What Is Restricted Stock?
Restricted stock refers to unregistered shares of ownership in a corporation that are issued to corporate affiliates, such as executives and directors. Restricted stock is non-transferable and must be traded in compliance with special Securities and Exchange Commission (SEC) regulations. The restrictions are intended to deter premature selling that might adversely affect the company. It typically becomes available for sale under a graded vesting schedule that lasts several years.
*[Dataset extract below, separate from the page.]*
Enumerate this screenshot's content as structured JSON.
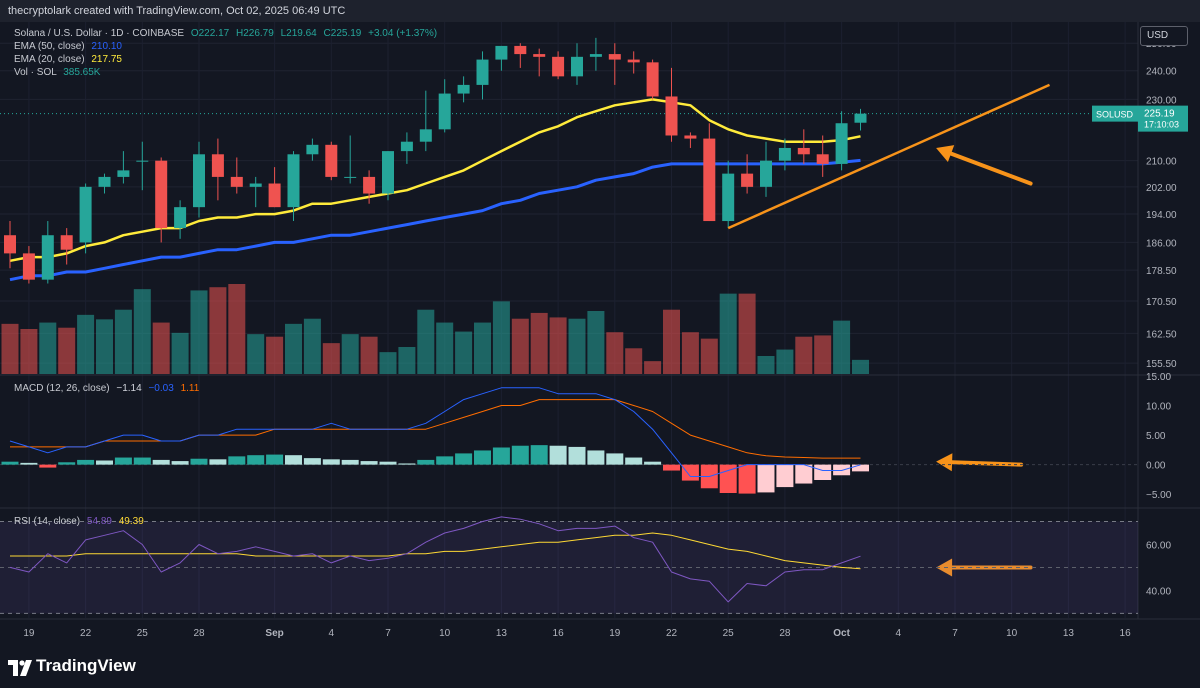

Restricted stock is also referred to as "letter stock" and "section 1244 stock."
Types Of Shares: Authorized, Outstanding, Float And Restricted Shares
- Restricted stock is one form of executive compensation offered by select corporations.
- The use of restricted stock is most common in established companies that want to motivate employees by giving them a share of the equity.
- Restricted stock represents the actual ownership of shares but comes with conditions on the timing of the sale.
- The restrictions are intended to deter premature selling that might hurt the company, as well as to motivate managers to align their interests with the future of the company.
How Restricted Stock Works
Restricted stock became more popular in the mid-2000s as companies were required to expense stock option grants. It is often used as a form of employee compensation, in which case, it typically becomes transferrable, that is, vests, upon the satisfaction of certain conditions, such as continued employment for a period of time or the achievement of particular product-development milestones, earnings per share (EPS) goals, or other financial targets.
Insiders are given restricted stock after merger and acquisition activity, underwriting activity, and affiliate ownership in order to prevent premature selling that might adversely affect the company. An executive may have to forfeit restricted stock if he leaves the company, fails to meet corporate or personal performance goals, or runs afoul of SEC trading restrictions. The SEC regulations that govern the trading of restricted stock are outlined under SEC Rule 144, which describes the registration and public trading of restricted stock and the limits on holding periods and volume.
An executive may have to give up restricted stock should they leave the company, miss certain pre-specified performance targets, or get in trouble with the Securities and Exchange Commission.
These shares may be restricted by a double-trigger provision. That means that an employee's shares become unrestricted if the company is acquired by another and the employee is fired in the restructuring that follows.
Restricted Stock Units vs. Restricted Stock Awards
Two variations of restricted stock are restricted stock units (RSUs) and restricted stock awards. A restricted stock unit is a promise made to an employee by an employer to grant a given number of shares of the company's stock to the employee at a predetermined time in the future. Since RSUs are not actually stocks, but only a right to the promised stock, they carry no voting rights. An RSU must be exercised in order to receive the stock. An RSU that is converted to a stock carries the standard voting rights for the class of stock issued.
A restricted stock award is similar to an RSU in a number of ways, except for the fact that the award also comes with voting rights. This is because the employee owns the stock immediately once it is awarded. Generally, an RSU represents stock, but in some cases, an employee can elect to receive the cash value of the RSU in lieu of a stock award. This is not the case for restricted stock awards, which cannot be redeemed for cash.
Taxation of Restricted Stock
The taxation of restricted stock is complex and is governed by Section 1244 of the Internal Revenue Code (IRC). Restricted stockholders pay tax on the capital gain or loss represented by the difference between the stock’s price on the date it vests and the date it is sold. In addition, restricted stock is taxable as ordinary income in the year it vests. This is converse to stock options which are taxed when the employee exercises his or her option, not when they are vested.
The amount on restricted stock that must be declared as income is the stock’s fair market value on the vesting date minus its original exercise price. However, the restricted stockholder may do a Section 83(b) election, which lets him or her use the price on the grant date, not the vesting date, for the purposes of calculating ordinary income tax. The tax bill must be paid sooner in this case, but it may be substantially lower if the stock appreciates between the grant date and the vesting date. The risk of taking this election is that if the restricted stockholder leaves the company before the shares vest, the shares are forfeited, and taxes already paid are non-refundable.